CAPITULO — LA CONFESIÓN
—Caro… —murmuré, apoyándome con una mano en la cama para no moverlo demasiado— vení, acostate un rato, ¿sí?
Ella hizo un gesto de cansancio, casi más con los hombros que con la cara. Tenía esa rigidez de quien se sostuvo de pie mucho tiempo y recién ahora se permitía aflojar.
—No … —alcanzó a decir.
—Sí te hace falta —insistí, suave—. Vení, dejame ayudarte.
Me acerqué despacio. Primero le saqué los lentes con cuidado, como si fueran parte de ella, y los dejé en la mesita, justo al lado de las gotitas. Después me agaché, busqué el nudo de los cordones y le saqué los zapatos uno por uno, sintiendo el peso de sus pies rendidos en mis manos. No dijo nada. Solo suspiró.

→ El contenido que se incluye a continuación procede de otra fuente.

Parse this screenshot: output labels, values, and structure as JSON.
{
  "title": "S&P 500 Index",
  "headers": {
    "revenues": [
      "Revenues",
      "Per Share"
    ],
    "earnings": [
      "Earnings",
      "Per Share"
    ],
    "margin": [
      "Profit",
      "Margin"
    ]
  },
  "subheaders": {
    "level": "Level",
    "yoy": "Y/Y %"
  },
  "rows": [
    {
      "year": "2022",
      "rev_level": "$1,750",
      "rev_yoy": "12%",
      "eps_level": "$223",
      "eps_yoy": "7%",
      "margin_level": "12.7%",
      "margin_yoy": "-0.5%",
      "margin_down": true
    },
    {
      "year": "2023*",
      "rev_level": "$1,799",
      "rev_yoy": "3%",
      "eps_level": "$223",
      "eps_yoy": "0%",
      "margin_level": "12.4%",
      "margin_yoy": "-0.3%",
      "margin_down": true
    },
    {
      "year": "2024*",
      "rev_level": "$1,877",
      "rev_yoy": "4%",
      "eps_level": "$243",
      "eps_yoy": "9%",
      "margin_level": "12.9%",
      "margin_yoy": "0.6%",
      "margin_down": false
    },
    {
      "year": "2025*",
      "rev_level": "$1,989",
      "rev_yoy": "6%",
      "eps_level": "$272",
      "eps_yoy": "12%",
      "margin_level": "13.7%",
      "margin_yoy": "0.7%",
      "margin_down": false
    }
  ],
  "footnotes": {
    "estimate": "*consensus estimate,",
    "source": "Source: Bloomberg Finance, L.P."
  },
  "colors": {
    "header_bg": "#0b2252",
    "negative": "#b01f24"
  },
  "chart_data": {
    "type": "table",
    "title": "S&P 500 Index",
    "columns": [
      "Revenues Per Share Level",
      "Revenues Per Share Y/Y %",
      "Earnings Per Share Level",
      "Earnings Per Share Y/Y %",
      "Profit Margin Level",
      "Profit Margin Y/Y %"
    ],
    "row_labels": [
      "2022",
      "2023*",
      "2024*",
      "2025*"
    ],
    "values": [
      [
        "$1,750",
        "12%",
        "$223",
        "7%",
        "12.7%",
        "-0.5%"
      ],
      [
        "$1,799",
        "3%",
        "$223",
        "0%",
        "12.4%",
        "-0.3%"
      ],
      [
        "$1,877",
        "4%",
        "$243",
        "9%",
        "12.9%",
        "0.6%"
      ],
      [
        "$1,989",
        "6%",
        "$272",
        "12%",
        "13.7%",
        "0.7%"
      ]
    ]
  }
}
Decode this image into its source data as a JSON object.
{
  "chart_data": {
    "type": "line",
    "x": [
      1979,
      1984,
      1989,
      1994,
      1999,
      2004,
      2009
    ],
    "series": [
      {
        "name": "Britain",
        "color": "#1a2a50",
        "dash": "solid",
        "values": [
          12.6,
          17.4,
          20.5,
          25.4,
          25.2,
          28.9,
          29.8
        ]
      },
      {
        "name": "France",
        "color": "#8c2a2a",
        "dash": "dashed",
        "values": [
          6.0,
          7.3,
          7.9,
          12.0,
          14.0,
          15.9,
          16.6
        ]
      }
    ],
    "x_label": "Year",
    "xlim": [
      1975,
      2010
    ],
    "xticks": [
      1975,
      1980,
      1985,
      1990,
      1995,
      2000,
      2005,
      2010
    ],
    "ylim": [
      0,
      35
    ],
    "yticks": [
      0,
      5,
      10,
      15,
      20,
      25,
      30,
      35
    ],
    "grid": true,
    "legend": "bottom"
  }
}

—Recostate un rato —repetí, acomodando las almohadas detrás de su espalda—. ¿Querés que te ponga las gotitas ahora o en un rato?
—Gabriel… no es necesario —susurró, la voz apagada.
—Sí es necesario —contesté, sin discutir el tema—. Tenés que cuidarte. Tenés que estar bien para mañana.